Şu an üstünde bulunduğum siyah yatak bana ait değildi. Benimki beyazdı. Neredeydim? Tanrım! Kesin kaçırılmıştım.

Korkarak yataktan kalktım. Ağlamak üzereydim. Karşıma merdiven çıkınca oradan aşağı indim.

"Kimse var mı?"

Mutfağın kapısı açılırken nefesimi tutuyordum. Bu evde bulunmamın sebebi kaçırılmış olmam olurdu herhalde. Ya da Woo Younglardaydım ama Woo Young olsa ya annesi ya da kendisi karşıma çıkardı, değil mi?

"W-Woo Young sen misin?"

Kapı açılırken sarı saçlı öğretmenimi görmemle tuttuğum nefesi dışarı verdim. Fakat daha sonra öğretmenimin evinde olduğum aklıma gelince gözlerimi kocaman açtım.

"B-Bay Park."

"Bir sorun mu var Yeo Sang?"

"Ben neden buradayım?"

"Ah, dün bardaymışsın. Bende oradaydım. Ayrıca bu bar meselesi yüzünden ailenle konuşacağım. Okula da bildireceğim."

Ah, olamaz.

"Bay Park, lütfen yapmayın."

"Üzgünüm, bu yaptığın çok kötü bir şey. Daha reşit bile değilsin. Söyle, senle beraber başkalarıda var mıydı? Az önce Woo Young demiştin?"

San ve Woo'yu söylersem ispiyoncu durumuna düşecektim. Yok der gibi kafa salladım.

"Pekala. Bir şeyler hazırlamıştım. Yedikten sonra eve git. Annen merak etmiştir. İstersen seni bırakırım."

"Teşekkür ederim ama... Lütfen söylemeyin. Lütfen lütfen."

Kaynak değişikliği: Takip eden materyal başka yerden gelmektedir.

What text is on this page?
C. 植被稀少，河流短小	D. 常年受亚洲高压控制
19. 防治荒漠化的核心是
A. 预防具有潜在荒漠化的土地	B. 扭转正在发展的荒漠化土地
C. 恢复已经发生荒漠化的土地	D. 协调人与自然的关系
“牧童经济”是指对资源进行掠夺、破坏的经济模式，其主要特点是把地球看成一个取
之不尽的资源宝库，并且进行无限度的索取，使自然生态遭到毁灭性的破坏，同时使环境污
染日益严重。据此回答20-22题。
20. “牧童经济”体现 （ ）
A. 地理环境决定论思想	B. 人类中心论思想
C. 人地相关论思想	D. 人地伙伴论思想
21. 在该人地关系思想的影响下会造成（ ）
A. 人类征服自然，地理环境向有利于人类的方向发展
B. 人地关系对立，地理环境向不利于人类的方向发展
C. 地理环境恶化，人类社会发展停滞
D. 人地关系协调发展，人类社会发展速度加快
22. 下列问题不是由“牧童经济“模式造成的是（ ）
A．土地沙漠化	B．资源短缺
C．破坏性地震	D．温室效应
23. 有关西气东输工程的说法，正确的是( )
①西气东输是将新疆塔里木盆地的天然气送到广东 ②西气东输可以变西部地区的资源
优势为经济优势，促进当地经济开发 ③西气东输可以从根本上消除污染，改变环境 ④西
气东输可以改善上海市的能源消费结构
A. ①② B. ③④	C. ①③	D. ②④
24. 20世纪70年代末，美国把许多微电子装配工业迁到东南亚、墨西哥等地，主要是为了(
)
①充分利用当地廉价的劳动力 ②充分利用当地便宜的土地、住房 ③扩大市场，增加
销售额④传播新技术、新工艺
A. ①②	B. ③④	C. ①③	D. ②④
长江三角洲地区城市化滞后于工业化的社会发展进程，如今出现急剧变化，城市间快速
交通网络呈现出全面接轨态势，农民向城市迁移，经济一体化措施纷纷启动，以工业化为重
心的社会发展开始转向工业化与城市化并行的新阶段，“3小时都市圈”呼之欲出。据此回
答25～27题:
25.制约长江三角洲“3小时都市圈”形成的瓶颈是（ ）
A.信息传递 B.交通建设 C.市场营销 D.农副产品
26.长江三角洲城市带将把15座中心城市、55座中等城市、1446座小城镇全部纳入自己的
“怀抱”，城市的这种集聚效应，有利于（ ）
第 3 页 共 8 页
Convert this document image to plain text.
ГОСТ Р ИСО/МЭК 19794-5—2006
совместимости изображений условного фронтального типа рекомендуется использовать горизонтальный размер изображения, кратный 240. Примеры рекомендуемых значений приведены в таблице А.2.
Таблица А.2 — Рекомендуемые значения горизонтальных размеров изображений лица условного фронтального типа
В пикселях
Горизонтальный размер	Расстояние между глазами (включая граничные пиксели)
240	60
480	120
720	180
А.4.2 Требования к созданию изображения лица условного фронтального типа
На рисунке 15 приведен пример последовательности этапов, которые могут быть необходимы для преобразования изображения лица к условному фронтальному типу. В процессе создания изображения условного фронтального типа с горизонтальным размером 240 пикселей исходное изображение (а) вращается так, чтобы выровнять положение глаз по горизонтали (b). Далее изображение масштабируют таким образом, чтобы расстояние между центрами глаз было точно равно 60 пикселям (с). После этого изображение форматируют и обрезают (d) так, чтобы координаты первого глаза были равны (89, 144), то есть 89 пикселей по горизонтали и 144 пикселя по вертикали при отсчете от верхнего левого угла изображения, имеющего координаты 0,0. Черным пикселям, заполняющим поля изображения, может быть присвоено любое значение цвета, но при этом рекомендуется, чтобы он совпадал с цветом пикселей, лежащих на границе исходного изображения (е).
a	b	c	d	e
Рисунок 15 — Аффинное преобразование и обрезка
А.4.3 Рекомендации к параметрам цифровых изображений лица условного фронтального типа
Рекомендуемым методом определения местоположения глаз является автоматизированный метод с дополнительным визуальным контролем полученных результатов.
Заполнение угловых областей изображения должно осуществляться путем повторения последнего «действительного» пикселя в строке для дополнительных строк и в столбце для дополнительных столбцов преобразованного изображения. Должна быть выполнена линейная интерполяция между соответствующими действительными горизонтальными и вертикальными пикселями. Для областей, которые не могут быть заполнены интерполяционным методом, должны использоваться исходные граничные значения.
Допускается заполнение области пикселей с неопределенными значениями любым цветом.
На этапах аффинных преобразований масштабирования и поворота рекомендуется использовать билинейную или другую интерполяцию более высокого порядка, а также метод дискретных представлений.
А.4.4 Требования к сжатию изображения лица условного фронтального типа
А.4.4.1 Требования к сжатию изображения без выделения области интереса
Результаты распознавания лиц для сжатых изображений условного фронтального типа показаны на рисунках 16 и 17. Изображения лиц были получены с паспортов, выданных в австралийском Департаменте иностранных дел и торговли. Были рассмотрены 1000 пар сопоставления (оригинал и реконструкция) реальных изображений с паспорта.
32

"Daha fazla zorlama Yeo Sang."

deyip eliyle mutfağı gösterdi ve mutfağa girdi. Bende arkasından geldim. Söylememeliydi.

Masaya oturduğunda bana otur demesini bekledim. Yoksa oturmak ayıp olacaktı.

"Oturacak mısın?"

"Ha? Evet. Oturayım."

Masaya oturup Bay Park'ın yemeye başlamasını bekledim. O başladıktan sonra bende utana utana yiyordum.

O bitirince bende daha fazla yemedim.

"Şey... Ben gidebilir miyim? Annem bekliyordur."

"Tamam, bırakmamı ister misin?"

"Aslında..."

"Tamam çıkalım."

••••

Arabadan inip evimin önüne doğru yürüyordum. Arkamdan Bay Park da geliyordu. Aah, anneme söyleyecek.

Kapıya vurdum. Annem açtı.

"Yeo Sang. Nasıldı eğlendiniz mi?"

"İyiydi anne."

"Arkandaki Bay Park mı?" dedi arkamdan yanımıza gelen Bay Park'ı gösterip.

"Ah, evet."

"Selam Bay Park." dedi annem.

"Selam."

"Siz neden..."

Bay Park "Bendeydi, Yeo Sang." dedi.

"Woo Younglarda kalacağını söylemişti..?"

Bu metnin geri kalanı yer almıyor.